Proving Negation Identity in Intuitionistic Linear Logic

Question

In a Gentzen system (i.e. sequent calculus) for Intuitionistic Linear Logic (from now, ILL), given the usual rules for ILL ($\wedge L, \wedge R, \circ L, etc.$), I want to prove that the Identity $A \vdash A$ may be proved from the instances of identity using atomic propositions alone.

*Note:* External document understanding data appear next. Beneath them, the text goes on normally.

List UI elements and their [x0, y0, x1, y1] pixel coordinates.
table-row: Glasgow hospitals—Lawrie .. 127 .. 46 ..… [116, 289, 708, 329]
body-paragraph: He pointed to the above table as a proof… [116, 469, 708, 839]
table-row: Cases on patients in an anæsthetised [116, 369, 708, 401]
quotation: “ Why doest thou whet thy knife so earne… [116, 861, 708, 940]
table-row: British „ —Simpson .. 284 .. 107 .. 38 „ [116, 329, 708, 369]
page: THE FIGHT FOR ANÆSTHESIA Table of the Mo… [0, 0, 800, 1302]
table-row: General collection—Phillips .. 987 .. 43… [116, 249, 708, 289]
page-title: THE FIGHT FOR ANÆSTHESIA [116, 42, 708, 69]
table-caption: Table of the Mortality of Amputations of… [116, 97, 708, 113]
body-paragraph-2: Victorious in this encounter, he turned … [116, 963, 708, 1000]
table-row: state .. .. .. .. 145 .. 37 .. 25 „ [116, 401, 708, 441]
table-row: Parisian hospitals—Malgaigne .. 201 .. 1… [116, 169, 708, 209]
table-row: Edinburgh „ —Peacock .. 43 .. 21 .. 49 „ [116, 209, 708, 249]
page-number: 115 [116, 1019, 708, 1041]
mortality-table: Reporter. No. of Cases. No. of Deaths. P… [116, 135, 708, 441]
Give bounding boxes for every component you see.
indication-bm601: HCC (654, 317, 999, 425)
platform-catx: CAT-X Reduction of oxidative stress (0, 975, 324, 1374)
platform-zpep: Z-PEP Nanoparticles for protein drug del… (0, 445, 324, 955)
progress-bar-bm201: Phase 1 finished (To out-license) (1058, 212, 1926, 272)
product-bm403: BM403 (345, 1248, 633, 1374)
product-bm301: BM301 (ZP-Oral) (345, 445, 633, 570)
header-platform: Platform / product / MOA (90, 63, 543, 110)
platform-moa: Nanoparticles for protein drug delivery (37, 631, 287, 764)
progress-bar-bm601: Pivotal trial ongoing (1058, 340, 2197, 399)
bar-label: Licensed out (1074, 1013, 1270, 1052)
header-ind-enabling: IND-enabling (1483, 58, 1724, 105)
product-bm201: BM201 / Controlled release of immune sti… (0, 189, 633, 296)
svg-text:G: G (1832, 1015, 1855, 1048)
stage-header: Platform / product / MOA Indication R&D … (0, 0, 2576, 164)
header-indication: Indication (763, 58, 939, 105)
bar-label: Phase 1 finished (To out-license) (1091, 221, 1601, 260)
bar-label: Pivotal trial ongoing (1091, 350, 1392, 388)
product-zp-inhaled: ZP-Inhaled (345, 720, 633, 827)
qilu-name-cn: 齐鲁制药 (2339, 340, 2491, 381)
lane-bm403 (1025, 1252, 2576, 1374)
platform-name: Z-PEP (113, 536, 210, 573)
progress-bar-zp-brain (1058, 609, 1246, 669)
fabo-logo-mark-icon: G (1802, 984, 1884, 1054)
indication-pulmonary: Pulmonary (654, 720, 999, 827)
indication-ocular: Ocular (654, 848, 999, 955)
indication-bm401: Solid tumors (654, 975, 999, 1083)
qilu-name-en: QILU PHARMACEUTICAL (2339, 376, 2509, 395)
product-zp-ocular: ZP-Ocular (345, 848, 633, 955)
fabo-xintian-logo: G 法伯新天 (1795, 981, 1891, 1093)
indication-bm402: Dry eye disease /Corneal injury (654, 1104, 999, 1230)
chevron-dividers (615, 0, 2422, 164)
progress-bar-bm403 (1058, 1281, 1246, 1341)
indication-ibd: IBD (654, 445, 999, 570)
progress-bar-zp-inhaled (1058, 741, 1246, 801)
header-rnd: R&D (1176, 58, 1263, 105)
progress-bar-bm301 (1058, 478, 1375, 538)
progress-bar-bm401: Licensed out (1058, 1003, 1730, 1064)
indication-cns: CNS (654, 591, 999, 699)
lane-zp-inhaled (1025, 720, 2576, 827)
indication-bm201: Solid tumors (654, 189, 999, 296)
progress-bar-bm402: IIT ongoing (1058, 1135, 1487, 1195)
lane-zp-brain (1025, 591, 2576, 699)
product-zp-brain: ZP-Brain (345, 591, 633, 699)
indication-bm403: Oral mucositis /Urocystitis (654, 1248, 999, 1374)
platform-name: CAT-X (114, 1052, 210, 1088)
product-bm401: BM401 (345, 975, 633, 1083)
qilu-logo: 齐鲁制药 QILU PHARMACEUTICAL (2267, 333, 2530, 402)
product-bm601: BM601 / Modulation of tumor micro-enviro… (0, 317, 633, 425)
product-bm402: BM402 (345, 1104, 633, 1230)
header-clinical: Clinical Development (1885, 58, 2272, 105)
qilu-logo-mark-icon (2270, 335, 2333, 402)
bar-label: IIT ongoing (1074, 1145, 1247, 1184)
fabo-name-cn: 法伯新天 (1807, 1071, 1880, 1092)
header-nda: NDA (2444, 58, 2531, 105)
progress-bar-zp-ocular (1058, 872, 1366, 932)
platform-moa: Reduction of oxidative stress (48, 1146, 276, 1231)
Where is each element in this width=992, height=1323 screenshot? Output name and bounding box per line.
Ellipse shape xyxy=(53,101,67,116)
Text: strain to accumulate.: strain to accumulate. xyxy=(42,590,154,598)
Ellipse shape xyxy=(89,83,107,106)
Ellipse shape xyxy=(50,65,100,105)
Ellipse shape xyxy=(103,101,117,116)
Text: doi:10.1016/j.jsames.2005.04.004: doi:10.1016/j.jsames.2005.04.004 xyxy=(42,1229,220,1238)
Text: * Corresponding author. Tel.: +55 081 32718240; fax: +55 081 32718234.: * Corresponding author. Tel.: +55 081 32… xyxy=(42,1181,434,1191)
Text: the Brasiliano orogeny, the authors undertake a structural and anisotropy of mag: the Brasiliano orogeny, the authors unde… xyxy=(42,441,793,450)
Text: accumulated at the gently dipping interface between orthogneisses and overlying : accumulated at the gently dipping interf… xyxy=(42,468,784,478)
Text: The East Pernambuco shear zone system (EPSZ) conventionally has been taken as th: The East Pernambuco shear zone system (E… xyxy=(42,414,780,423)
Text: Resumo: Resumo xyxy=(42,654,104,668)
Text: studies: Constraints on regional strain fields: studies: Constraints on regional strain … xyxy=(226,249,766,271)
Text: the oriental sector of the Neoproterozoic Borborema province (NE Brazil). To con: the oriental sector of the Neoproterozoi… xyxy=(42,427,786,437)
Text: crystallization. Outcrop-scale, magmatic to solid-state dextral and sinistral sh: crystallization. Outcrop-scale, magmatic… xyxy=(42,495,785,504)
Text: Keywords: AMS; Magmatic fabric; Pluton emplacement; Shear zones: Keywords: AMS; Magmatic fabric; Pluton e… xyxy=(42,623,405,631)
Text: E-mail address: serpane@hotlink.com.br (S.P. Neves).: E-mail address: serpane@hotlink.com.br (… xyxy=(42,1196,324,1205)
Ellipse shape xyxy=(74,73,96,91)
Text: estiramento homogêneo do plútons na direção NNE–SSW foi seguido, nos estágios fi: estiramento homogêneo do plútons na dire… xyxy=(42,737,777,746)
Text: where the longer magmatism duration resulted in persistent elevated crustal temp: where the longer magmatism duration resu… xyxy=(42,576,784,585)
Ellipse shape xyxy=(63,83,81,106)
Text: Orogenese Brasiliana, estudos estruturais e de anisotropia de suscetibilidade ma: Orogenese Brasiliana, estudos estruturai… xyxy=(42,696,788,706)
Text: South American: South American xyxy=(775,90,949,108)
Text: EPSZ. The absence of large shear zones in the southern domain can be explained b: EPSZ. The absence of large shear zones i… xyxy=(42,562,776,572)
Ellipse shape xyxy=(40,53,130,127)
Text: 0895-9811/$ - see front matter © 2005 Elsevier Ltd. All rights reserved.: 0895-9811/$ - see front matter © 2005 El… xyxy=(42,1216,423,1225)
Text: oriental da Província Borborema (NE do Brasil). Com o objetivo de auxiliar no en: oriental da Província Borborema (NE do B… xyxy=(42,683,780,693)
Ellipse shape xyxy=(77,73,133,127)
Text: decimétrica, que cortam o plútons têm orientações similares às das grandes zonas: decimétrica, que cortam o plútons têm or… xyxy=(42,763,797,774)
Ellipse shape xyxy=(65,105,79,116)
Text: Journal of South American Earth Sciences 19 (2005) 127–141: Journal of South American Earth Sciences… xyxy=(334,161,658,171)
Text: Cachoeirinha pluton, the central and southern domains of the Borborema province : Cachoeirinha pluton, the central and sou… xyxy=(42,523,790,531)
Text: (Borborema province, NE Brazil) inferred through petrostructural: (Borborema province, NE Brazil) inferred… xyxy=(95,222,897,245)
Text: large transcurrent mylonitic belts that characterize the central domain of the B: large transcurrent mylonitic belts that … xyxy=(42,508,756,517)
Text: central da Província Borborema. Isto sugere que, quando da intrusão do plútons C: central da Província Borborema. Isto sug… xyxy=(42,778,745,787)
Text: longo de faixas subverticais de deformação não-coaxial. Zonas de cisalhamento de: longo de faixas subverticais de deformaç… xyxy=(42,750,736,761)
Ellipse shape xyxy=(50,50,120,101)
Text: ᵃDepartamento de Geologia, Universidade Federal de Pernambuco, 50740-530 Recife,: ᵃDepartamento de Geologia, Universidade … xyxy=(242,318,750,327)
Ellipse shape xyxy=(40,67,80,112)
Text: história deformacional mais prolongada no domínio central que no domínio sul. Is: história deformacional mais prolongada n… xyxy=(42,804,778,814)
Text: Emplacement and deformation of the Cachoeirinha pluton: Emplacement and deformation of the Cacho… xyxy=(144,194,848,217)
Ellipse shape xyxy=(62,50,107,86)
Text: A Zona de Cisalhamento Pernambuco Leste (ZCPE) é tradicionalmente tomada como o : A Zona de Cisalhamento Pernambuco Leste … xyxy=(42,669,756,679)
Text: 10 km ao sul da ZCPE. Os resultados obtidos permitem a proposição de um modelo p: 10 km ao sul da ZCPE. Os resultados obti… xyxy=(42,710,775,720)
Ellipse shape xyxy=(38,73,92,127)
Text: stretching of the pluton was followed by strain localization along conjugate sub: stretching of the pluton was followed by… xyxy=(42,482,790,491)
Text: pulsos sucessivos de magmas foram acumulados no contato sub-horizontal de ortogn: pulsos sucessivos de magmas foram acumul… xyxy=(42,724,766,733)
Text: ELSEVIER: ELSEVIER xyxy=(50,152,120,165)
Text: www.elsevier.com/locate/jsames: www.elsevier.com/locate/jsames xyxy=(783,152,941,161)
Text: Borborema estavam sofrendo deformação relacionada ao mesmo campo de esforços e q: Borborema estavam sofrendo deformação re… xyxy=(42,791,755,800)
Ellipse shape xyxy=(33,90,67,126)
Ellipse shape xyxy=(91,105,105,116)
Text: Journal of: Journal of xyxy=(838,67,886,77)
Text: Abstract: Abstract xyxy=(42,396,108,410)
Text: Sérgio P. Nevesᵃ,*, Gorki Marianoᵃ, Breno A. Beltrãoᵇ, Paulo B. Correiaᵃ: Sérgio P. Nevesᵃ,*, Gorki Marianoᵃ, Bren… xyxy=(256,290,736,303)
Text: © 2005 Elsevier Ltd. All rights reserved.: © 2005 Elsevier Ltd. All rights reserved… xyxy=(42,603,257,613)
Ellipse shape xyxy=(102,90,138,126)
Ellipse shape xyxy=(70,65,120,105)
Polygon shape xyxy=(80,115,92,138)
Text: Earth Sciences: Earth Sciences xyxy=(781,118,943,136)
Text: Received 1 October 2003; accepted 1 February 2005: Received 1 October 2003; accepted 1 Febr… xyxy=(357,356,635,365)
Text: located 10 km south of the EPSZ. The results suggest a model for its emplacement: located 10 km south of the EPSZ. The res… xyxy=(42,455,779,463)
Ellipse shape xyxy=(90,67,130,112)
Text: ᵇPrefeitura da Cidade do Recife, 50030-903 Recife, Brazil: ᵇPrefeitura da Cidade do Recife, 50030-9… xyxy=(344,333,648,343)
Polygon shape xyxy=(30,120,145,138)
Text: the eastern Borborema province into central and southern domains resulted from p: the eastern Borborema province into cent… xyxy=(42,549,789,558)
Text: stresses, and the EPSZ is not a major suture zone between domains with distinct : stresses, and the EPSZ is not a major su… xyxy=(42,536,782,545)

It follows a proof on the complexity of formulas. For $Conjunction$ we have:

$\quad A\vdash A \qquad B\vdash B $

$———————————— \; [\wedge L] $

$A\wedge B\vdash B\qquad A\wedge B\vdash B $

$ ———————————— \; [\wedge R] $

$ \qquad A\wedge B\vdash A\wedge B$

The rules for $Negation$ are the following two:

$ X \vdash A$

$ ———————————— \; [\neg L] $

$ X; \neg A \vdash $

$\;$

$ X; A \vdash $

$ ———————————— \; [\neg R] $

$ X \vdash \neg A $

So, my proof (and my problem) in this case is:

$\;$

$ A \vdash A$

$ ———————————— \; [\neg L] $

$ A; \neg A \vdash $

$ ———————————— \; [??] $

$\neg A; A \vdash $

$ ———————————— \; [\neg R] $

$ \neg A \vdash \neg A $

$\;$

Where I put the question marks is the line that I find problematic. Am I allowed to assume some sort of structural commutativity or exchange in ILL?

Thanks.

Answer 1

Linear logic does still have the exchange rule. Without the specific rules of your system, I can't tell you how this is manifest. It may simply have an Exchange rule, or it may implicitly support exchange by having the context be a finite multi-set. Exchange may also be a derived rule from some other collection of rules. However, unless you are working with a strange presentation, it's likely that the structural rules are kept separate from the rules for the connectives, so you probably don't need to involve the connectives to derive Exchange.